No Distrito Federal, a juíza Rejane Zenir Jungbluth Suxberger, titular do Juizado de Violência Doméstica de São Sebastião foi a primeira a se desfiliar da AMB. No último dia 3 ela enviou um ofício ao presidente da AMB, Jayme Martins, onde afirmou ser “inaceitável permanecer numa associação que supostamente deveria promover a igualdade de gênero”.

Em seguida, outras juízas de todo o país aderiram à causa. A juíza Gláucia Foley, do Tribunal de Justiça do Distrito Federal e dos Territórios (TJDFT) afirmou que no dia 4 pediu a desfiliação da Associação assim que teve acesso ao folder do congresso. “É incompatível, o número de magistradas é muito maior que esse percentual. E as duas únicas mulheres não eram magistradas, mas membros do parlamento. Não fomos representadas”, reclama.

Foley se referiu à senadora Ana Amélia (PP) e à Procuradora-Geral da República Raquel Dodge que tiveram presença confirmada. A ministra Rosa Weber também aparece na lista, mas não confirmou presença.

Segundo a juíza Foley, também não houve cuidado com a pluralidade dos convidados. “Se trata de uma debate que era para ser democrático e a maioria têm um perfil político particular. Isso tem que ser avaliado. Me desfiliei como forma de apoio e protesto. Depois que vi a iniciativa de outras juízas, foi algo voluntário. Quando se faz um evento dessa magnitude com tamanha falta de representatividade se reproduz a violência de gênero”, afirmou.

A juíza Karla Aveline do Tribunal de Justiça do Rio Grande do Sul (TJ-RS) aderiu ao ato em protesto contra a falta de representatividade. “Estamos próximas do quadro de 50% de magistradas e em outros estados também. Mas ainda é um mundo masculino e é preciso provocar essa discussão. O folder do evento não fazia alusão de ser um material mutável. Tem que ter mais cuidado com isso e reforçar os convites às mulheres, que muitas vezes tem um contra-turno.
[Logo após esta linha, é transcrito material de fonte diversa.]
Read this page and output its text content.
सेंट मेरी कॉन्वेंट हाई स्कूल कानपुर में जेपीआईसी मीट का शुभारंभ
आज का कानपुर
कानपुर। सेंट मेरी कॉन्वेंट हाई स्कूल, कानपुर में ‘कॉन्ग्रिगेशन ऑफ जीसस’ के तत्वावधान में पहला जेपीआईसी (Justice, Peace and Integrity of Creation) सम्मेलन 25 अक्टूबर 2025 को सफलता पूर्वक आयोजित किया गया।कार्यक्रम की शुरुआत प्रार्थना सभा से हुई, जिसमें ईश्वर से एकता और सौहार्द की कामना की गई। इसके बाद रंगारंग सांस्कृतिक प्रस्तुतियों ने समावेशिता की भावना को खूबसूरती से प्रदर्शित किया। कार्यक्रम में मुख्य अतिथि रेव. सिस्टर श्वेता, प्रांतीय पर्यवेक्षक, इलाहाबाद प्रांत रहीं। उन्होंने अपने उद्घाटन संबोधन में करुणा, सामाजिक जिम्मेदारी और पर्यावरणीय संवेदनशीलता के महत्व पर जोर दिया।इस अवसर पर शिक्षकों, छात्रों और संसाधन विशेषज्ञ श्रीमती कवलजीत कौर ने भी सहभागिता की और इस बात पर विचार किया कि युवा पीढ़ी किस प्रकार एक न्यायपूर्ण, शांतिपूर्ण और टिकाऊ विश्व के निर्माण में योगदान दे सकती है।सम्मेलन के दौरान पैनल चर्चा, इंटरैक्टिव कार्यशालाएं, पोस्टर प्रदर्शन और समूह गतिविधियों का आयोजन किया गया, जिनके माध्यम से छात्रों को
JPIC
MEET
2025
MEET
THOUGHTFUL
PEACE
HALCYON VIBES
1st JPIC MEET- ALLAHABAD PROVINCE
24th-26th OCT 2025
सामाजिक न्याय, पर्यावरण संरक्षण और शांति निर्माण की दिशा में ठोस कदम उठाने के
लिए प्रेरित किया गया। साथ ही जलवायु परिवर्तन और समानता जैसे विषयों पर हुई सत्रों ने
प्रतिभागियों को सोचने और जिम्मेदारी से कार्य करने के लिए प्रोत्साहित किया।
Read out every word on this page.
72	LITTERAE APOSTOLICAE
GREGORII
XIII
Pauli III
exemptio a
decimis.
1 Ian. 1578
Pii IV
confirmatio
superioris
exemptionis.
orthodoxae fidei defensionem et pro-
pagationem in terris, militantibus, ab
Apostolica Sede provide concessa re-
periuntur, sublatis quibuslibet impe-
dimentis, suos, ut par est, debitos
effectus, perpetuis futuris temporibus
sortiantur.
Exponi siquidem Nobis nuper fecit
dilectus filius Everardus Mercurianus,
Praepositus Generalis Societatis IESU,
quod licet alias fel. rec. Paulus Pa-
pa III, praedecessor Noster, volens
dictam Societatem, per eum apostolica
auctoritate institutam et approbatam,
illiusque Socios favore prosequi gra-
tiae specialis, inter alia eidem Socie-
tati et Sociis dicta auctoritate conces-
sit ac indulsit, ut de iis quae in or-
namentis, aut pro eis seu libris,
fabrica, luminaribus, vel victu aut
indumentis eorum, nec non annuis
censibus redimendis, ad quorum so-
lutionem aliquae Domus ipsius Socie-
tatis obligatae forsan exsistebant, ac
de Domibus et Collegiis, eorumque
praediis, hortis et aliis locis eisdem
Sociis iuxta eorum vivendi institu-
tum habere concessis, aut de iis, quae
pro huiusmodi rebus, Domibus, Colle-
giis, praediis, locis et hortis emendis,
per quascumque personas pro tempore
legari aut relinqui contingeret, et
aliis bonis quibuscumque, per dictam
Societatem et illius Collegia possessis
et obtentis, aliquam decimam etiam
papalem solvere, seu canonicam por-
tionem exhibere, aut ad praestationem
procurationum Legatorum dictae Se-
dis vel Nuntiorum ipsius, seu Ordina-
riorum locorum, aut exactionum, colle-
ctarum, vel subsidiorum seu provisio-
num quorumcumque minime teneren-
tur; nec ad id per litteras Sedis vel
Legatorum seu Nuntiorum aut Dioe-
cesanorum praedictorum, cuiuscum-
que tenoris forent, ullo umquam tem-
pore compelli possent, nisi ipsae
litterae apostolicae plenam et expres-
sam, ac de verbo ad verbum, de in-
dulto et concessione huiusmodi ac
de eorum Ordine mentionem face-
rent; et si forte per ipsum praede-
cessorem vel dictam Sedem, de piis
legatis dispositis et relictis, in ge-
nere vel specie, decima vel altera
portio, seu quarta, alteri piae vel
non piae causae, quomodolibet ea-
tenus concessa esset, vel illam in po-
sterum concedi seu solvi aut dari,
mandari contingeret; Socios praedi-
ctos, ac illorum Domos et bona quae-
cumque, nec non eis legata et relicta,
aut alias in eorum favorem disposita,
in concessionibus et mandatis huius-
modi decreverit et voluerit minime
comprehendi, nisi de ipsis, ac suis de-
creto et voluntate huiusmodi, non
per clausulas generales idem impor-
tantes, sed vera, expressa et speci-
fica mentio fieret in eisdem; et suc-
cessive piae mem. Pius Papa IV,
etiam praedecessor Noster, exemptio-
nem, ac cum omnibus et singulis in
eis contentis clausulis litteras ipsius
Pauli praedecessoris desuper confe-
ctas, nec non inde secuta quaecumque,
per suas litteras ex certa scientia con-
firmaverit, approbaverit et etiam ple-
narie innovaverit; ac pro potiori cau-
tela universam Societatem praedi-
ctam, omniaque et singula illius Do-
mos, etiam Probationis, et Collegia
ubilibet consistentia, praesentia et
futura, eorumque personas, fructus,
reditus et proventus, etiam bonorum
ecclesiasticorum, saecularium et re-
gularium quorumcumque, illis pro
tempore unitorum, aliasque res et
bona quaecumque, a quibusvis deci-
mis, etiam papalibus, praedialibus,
Isso também deve ser observado com sensibilidade”, explica.

Solidariedade

Juíza do Tribunal de Justiça do Paraná, Fernanda Orsomarzo se desfiliou em solidariedade às colegas. “Às vezes acontece uma decisão irrefletida, sem intenção mas que mostra que o machismo está enraizado e naturalizado na sociedade. Nesse caso, ficou claro a participação quase nula das mulheres. Esse é um ato importante não como enfrentamento, mas para refletir sobre o machismo na sociedade”, completa.

A Associação Juízes para a Democracia (AJD) representada por Laura Benda, juíza do Trabalho em São Paulo também reiterou apoio às juízas. “É fundamental ter representatividade de gênero em qualquer lugar, ainda mais em um congresso dessa natureza”, ressalta.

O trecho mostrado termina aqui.